MXPA02008976A

MXPA02008976A - Electro plating apparatus and a method of electro plating.

Info

Publication number: MXPA02008976A
Application number: MXPA02008976A
Authority: MX
Inventors: John Michael Lowe
Original assignee: Tdao Ltd
Priority date: 2000-03-13
Filing date: 2001-03-13
Publication date: 2004-10-14
Also published as: JP2003527489A; GB0005883D0; BR0109301A; EP1266052A1; KR20030007464A; RU2244767C2; HK1053153A1; AU775221B2; AU4080401A; WO2001068951A1; CA2403116A1; CN1425080A

Abstract

Electro plating apparatus (1) has an electro plating bath (2) containing electrolyte (3), an anode configuration immersed in electrolyte (3) being a planar anode (4) and an arcuate solid anode (5). In use, a continuous web of flexible substrate (6) (onto both side of which material is to be deposited) is passed along a transport system (7) in a direction shown by arrow (A). Transport system (7) comprises a set of rollers (8, 9) of which rollers (8) are generally cylindrical, driving rollers while rollers (9) are cathode connectors and have a number of circumferential projections (10) which ensure electrical contact with unconnected or discreet regions on substrate (6). Another electro plating apparatus (20) has a cathode connector configuration (21) with four comb electrodes (22) each having a main portion (23) with a plurality of teeth (24) each of which has end (25) inclined in the direction of the movement of the substrate.

Description

APPLIED ELECTRO APPARATUS AND A METHOD OF ELECTRO CHAPEADO The present invention relates to an electroplating apparatus and an electroplating method.

In a conventional electroplating process, the object to be plated is immersed in an electrolyte bath with, but not touching, one or more pieces of the metal to be plated. Connections are made to an electric current source in such a way that the element to be plated becomes the cathode and the metal parts at the anode. When an electric current is applied, the ions flow towards the cathode and are reduced in it to give it a cover of the metal from which the anodes are made.

In another electroplating process, described in International Patent Application No. W99 / 52336, conductive tracks are provided in a printed circuit through the use of a tool having an absorbent element containing a plating solution.

According to the present invention, an electroplated apparatus is provided which includes a cathode connector for contacting a substrate within which the material is to be deposited, wherein the cathode connector has a way of contacting at least one discrete region that is not in the main plane of the substrate.

According to the present invention, there is also provided an electroplating apparatus comprising an elongated connector cathode for movement relative to a substrate in which the material is to be deposited, the connector having a main body section lying at along the longitudinal axis of the cathode connector n and at least one projection extending away from the main body section.

In this way, the apparatus of the invention can ensure that electrical contact is maintained with portions of the substrate that would otherwise be electrically isolated from the main body of the substrate.
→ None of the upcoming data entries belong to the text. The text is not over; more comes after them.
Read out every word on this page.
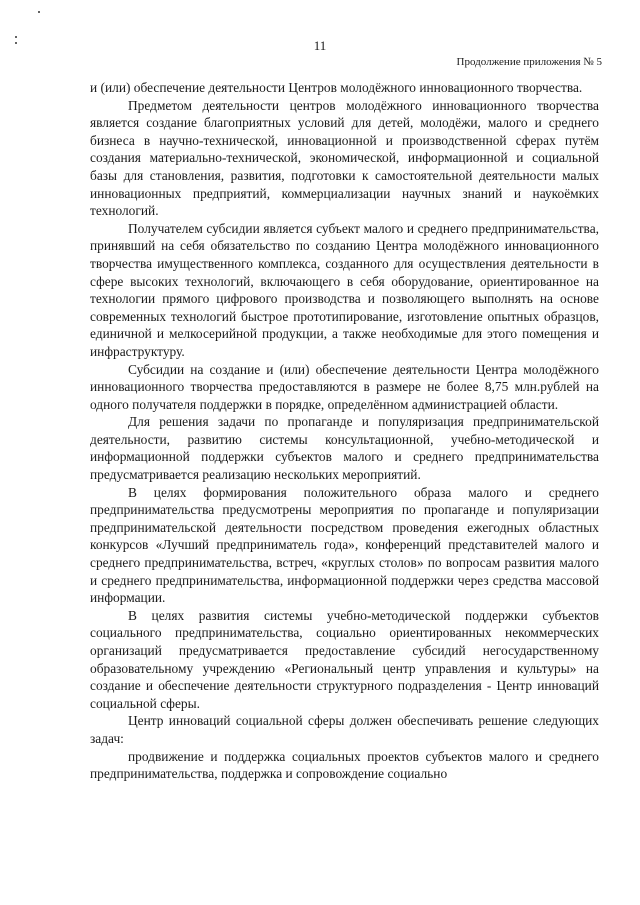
11
Продолжение приложения № 5

и (или) обеспечение деятельности Центров молодёжного инновационного творчества.

Предметом деятельности центров молодёжного инновационного творчества является создание благоприятных условий для детей, молодёжи, малого и среднего бизнеса в научно-технической, инновационной и производственной сферах путём создания материально-технической, экономической, информационной и социальной базы для становления, развития, подготовки к самостоятельной деятельности малых инновационных предприятий, коммерциализации научных знаний и наукоёмких технологий.

Получателем субсидии является субъект малого и среднего предпринимательства, принявший на себя обязательство по созданию Центра молодёжного инновационного творчества имущественного комплекса, созданного для осуществления деятельности в сфере высоких технологий, включающего в себя оборудование, ориентированное на технологии прямого цифрового производства и позволяющего выполнять на основе современных технологий быстрое прототипирование, изготовление опытных образцов, единичной и мелкосерийной продукции, а также необходимые для этого помещения и инфраструктуру.

Субсидии на создание и (или) обеспечение деятельности Центра молодёжного инновационного творчества предоставляются в размере не более 8,75 млн.рублей на одного получателя поддержки в порядке, определённом администрацией области.

Для решения задачи по пропаганде и популяризация предпринимательской деятельности, развитию системы консультационной, учебно-методической и информационной поддержки субъектов малого и среднего предпринимательства предусматривается реализацию нескольких мероприятий.

В целях формирования положительного образа малого и среднего предпринимательства предусмотрены мероприятия по пропаганде и популяризации предпринимательской деятельности посредством проведения ежегодных областных конкурсов «Лучший предприниматель года», конференций представителей малого и среднего предпринимательства, встреч, «круглых столов» по вопросам развития малого и среднего предпринимательства, информационной поддержки через средства массовой информации.

В целях развития системы учебно-методической поддержки субъектов социального предпринимательства, социально ориентированных некоммерческих организаций предусматривается предоставление субсидий негосударственному образовательному учреждению «Региональный центр управления и культуры» на создание и обеспечение деятельности структурного подразделения - Центр инноваций социальной сферы.

Центр инноваций социальной сферы должен обеспечивать решение следующих задач:

продвижение и поддержка социальных проектов субъектов малого и среднего предпринимательства, поддержка и сопровождение социально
The present invention may include one or more of the following preferable representations: • The cathode connector comprises a comb-shaped element having an elongate body and at least one tooth extending away from the main body section toward a substrate location in which the material will be deposited, to contact in use a portion of the substrate.

• At least one tooth is flexibly biased to a location on a substrate where the material is to be deposited.
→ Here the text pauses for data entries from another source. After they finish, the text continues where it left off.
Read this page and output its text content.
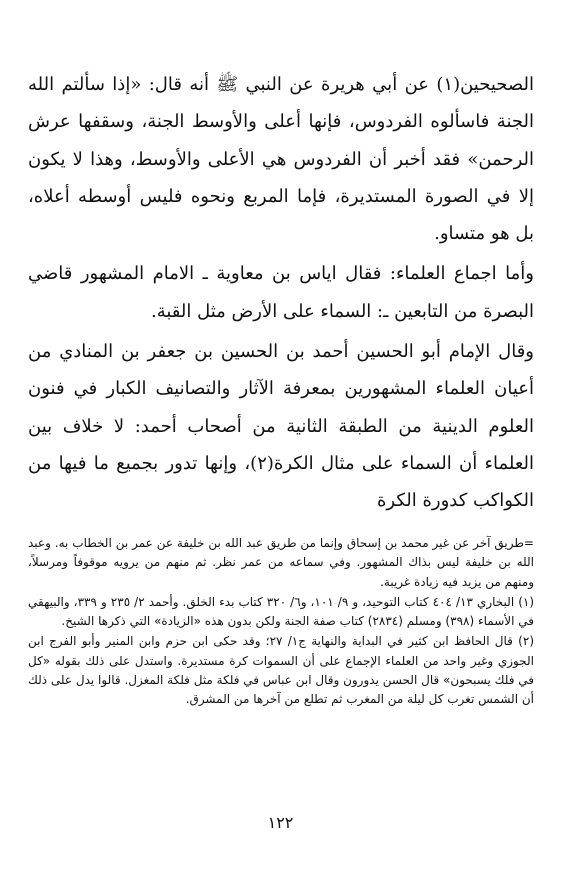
الصحيحين(١) عن أبي هريرة عن النبي ﷺ أنه قال: «إذا سألتم الله الجنة فاسألوه الفردوس، فإنها أعلى والأوسط الجنة، وسقفها عرش الرحمن» فقد أخبر أن الفردوس هي الأعلى والأوسط، وهذا لا يكون إلا في الصورة المستديرة، فإما المربع ونحوه فليس أوسطه أعلاه، بل هو متساو.

وأما اجماع العلماء: فقال اياس بن معاوية ـ الامام المشهور قاضي البصرة من التابعين ـ: السماء على الأرض مثل القبة.

وقال الإمام أبو الحسين أحمد بن الحسين بن جعفر بن المنادي من أعيان العلماء المشهورين بمعرفة الآثار والتصانيف الكبار في فنون العلوم الدينية من الطبقة الثانية من أصحاب أحمد: لا خلاف بين العلماء أن السماء على مثال الكرة(٢)، وإنها تدور بجميع ما فيها من الكواكب كدورة الكرة

=طريق آخر عن غير محمد بن إسحاق وإنما من طريق عبد الله بن خليفة عن عمر بن الخطاب به. وعبد الله بن خليفة ليس بذاك المشهور. وفي سماعه من عمر نظر. ثم منهم من يرويه موقوفاً ومرسلاً، ومنهم من يزيد فيه زيادة غريبة.

(١) البخاري ١٣/ ٤٠٤ كتاب التوحيد، و ٩/ ١٠١، و٦/ ٣٢٠ كتاب بدء الخلق. وأحمد ٢/ ٢٣٥ و ٣٣٩، والبيهقي في الأسماء (٣٩٨) ومسلم (٢٨٣٤) كتاب صفة الجنة ولكن بدون هذه «الزيادة» التي ذكرها الشيخ.

(٢) قال الحافظ ابن كثير في البداية والنهاية ج١/ ٢٧؛ وقد حكى ابن حزم وابن المنير وأبو الفرج ابن الجوزي وغير واحد من العلماء الإجماع على أن السموات كرة مستديرة. واستدل على ذلك بقوله «كل في فلك يسبحون» قال الحسن يدورون وقال ابن عباس في فلكة مثل فلكة المغزل. قالوا يدل على ذلك أن الشمس تغرب كل ليلة من المغرب ثم تطلع من آخرها من المشرق.

١٢٢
• Each tooth includes an inclined end portion, relative to the tooth reminder, in a direction toward a substrate location to provide flexible polarization to a location on a substrate where the material is to be deposited.
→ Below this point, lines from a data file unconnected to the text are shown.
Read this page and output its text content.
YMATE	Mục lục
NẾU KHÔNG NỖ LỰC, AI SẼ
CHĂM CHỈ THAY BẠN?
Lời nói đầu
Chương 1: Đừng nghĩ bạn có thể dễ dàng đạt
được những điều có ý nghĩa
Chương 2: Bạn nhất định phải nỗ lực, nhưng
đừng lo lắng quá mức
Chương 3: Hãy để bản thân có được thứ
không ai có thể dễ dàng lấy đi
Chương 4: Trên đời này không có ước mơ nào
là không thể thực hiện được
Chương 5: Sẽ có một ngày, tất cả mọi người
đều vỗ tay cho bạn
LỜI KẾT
• The cathode connector includes a roller having at least one disk extending away from the roller to a location on a substrate in which the material is to be deposited, to contact in use a portion of the substrate.

• The cathode connector is made of copper, or beryllium copper, or phosphor bronze, or stainless steel, or any other material with the required electrical and mechanical properties.

• Means for passing a substrate, in which the material is to be deposited, on the cathode whose length extends over a substantial part of, or throughout, the width of the substrate.

• An electroplated bath in which the substrate is submerged by deposition of material.

• The cathode connector is located adjacent to the path of a substrate to contact the substrate, in use, before introducing the bath.

• The cathode connector is located adjacent to the path of a substrate to contact the substrate, in use, after leaving the bathroom.

• Cleaning means to remove the electrolyte from the substrate downstream of the cathode connector.

• Cleaning means to remove the electrolyte from the substrate upstream of the cathode connector.

• At least one nozzle means for directing cleaning fluids towards the substrate.

• Electroplated media for dry plating of the material inside the substrate.

• A tool with an absorbent element to contain the plating solution.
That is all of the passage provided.